Como seria de esperar, El Mal Querer ofereceu os principais argumentos ao alinhamento de cerca de uma hora com que brindou o público que se juntou frente ao Palco NOS: além dos temas já citados, outros como “Que no Salga La Luna”, “Maldicion”, “De Aqui no Sales” ou “Bagdad” também se fizeram ouvir, garantindo aplausos que deixam claro que Rosalía não é artista adorada por causa de algum single isolado, mas antes porque a sua ampla visão traduzida já em dois álbuns é abraçada totalmente.

A recta final do concerto trouxe os dois singles que já lhe antecipam o futuro — a infecciosa “Con Altura”, em que participa J Balvin e o próprio El Guincho, e a mais recente “Aute Cuture”, delícia pop servida por mais um icónico vídeo evocado em palco com a coreografia. E depois a apoteose com “Malamente”, o hit que a colocou nas bocas do mundo, o tema que rompeu a direito pelas entranhas de uma tradição e expôs a sua ambição progressiva.

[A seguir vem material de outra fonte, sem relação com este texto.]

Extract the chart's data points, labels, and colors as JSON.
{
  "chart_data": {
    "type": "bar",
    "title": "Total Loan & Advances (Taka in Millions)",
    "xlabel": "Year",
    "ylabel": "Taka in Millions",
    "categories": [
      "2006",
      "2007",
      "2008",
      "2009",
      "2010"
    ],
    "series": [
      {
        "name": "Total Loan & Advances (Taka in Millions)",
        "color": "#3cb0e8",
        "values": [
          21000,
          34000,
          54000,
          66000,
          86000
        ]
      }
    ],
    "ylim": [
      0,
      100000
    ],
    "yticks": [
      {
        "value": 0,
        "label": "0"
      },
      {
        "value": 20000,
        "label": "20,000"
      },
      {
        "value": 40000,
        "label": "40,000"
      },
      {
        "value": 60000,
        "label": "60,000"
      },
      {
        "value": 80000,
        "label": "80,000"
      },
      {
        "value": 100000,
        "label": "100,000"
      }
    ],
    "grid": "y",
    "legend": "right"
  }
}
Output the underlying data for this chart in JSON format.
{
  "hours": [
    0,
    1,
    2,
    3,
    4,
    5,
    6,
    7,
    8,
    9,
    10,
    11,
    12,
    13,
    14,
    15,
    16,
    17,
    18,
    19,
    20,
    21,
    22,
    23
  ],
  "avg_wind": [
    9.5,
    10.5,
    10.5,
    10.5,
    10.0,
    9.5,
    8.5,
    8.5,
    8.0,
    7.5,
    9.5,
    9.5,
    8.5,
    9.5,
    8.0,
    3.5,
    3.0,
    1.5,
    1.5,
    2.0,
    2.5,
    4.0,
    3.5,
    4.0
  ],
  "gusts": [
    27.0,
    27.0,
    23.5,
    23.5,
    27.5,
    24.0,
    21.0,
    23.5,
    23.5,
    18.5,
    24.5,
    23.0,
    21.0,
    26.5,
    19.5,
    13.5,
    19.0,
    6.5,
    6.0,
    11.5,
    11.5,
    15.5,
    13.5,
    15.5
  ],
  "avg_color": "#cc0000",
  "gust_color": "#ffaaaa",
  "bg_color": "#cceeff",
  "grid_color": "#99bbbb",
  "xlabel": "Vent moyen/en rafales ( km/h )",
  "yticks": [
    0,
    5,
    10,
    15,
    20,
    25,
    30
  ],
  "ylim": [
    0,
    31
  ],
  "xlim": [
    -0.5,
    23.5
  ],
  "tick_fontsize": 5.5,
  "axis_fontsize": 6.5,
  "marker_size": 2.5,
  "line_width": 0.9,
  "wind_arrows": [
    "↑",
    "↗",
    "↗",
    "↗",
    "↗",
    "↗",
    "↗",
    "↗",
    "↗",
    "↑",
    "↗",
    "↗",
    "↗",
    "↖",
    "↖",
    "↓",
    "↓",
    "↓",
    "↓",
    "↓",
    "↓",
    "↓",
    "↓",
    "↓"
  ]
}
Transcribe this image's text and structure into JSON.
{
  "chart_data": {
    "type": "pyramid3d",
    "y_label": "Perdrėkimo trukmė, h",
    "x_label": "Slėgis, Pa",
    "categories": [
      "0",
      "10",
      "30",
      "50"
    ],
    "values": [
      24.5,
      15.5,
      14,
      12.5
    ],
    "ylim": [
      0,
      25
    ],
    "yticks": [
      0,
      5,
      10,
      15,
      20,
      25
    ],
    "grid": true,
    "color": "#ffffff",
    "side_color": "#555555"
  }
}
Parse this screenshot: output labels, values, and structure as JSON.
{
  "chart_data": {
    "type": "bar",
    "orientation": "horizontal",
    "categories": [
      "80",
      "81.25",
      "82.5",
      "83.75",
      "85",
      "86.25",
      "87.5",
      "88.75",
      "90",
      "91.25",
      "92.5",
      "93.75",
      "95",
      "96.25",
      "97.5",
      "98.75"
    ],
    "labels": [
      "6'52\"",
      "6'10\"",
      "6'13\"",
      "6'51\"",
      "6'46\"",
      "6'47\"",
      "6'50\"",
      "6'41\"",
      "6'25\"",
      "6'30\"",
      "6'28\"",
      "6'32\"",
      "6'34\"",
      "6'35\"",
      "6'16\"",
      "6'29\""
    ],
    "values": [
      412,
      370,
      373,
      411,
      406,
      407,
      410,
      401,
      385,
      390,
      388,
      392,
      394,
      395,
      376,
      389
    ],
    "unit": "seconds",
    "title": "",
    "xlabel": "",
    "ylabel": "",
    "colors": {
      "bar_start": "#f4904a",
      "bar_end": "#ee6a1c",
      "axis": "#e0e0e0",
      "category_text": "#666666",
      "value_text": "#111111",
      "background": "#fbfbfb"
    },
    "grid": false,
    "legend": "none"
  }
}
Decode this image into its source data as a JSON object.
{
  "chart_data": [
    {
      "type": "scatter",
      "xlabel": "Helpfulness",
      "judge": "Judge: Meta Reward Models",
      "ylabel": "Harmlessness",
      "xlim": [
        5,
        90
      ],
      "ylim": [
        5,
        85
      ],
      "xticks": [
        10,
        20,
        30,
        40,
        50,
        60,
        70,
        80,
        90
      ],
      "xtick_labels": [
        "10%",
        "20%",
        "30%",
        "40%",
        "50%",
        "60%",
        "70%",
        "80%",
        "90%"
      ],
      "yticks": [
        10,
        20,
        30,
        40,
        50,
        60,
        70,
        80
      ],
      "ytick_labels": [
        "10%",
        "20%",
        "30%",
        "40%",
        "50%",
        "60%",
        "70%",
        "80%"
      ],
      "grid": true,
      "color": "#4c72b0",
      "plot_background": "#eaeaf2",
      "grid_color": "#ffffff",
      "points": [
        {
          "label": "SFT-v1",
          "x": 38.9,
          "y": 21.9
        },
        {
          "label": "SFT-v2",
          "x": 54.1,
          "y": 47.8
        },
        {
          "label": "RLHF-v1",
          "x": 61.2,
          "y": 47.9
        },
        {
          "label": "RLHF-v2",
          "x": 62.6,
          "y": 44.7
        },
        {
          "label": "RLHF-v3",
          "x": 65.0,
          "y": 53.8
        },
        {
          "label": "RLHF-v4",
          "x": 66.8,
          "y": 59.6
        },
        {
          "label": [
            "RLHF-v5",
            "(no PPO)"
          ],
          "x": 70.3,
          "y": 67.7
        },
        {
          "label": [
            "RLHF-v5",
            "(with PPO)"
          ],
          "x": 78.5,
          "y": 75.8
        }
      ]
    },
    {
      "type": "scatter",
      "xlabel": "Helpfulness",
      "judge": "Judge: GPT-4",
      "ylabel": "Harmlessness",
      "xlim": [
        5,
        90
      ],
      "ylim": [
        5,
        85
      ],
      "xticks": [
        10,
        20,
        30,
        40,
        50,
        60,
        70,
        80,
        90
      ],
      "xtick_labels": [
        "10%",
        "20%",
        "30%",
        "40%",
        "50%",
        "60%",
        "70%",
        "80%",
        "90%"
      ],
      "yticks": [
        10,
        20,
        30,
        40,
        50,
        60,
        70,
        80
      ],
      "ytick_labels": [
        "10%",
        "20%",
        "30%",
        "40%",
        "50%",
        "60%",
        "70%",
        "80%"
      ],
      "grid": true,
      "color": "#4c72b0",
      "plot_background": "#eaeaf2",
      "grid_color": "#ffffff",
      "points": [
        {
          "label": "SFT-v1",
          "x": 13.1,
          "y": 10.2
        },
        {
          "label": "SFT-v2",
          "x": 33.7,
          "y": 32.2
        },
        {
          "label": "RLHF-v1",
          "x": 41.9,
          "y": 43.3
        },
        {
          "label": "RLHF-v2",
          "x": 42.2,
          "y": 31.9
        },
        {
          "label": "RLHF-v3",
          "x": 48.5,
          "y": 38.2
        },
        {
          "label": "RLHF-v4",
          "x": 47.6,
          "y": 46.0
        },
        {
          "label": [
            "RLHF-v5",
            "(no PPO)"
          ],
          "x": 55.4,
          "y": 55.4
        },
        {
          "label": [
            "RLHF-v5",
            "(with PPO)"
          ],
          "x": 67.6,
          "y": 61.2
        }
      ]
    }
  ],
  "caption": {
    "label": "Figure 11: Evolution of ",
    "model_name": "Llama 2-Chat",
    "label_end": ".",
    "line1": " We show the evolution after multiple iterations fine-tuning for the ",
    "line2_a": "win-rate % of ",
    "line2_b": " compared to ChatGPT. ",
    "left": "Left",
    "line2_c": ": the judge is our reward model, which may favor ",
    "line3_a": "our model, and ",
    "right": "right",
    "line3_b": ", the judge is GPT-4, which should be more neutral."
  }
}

O público saiu rendido e não há como não perceber que ontem foi o primeiro capítulo de uma história que Rosalía há-de escrever em solo português. Foram muitos, e tão sinceros quanto é possível entender neste contexto, os “quero-te muito, Portugal” e sincera igualmente a promessa de voltar e de aprender mais a nossa “língua bonita”. É aguardar então. Coliseu? Altice Arena? Venha ela.

35 minutos depois da hora anunciada, Erykah Badu apareceu, vinda sabe-se lá de que planeta, para nos conceder a maior das dádivas: a sua presença. Com vestes que pareciam apropriar-se do imaginário de uma qualquer tribo indígena (real ou fantasiada, não importa), a autora de clássicos como Baduizm e Mama’s Gun destilou soul por todos os poros e a banda, eficaz e com o groove no sítio certo — o som do baixo, musculado e assertivo, saltou à vista –, cumpriu a mais complicada das missões: criar as condições certas para que a sua estrela brilhasse mais.

Os assobios ouvidos na espera pela cantora desvaneceram-se rapidamente no éter — as desculpas pelo atraso ajudaram — e a diva, como já há poucas, voou sobre nós com uma delicadeza e excelência que pareciam exigir o menor dos esforços, dividindo-se ainda por uma máquina de onde disparou beats esqueléticos que, muitas das vezes, serviram de preâmbulo para os seus temas — que foram de “Caint Use My Phone (Suite)” e “Hello”, ambas da sua mais recente mixtape, lançada em 2015, a “On & On” e “Appletree” do já referenciado (e reverenciado) disco de estreia.

Apesar de parecer que está sempre numa frequência diferente, não deixou de reparar nos drones (sugeriu que seriam da CIA e respondeu-lhes de dedo médio espetado em tom de desafio…) e ainda se mostrou comunicativa perante um público jovem que, para alguém que se importa tanto com energias e vibrações, é tão importante quanto beber água. O misticismo à volta de Miss Badu só se adensa ainda mais ao vivo e a sua prestação corrobora a velha máxima: boa música não fica enclausurada na época em que foi criada e editada.

O regresso do NOS Primavera Sound no próximo ano já tem data marcada: de 11 a 13 de Junho, o festival volta ao Parque da Cidade.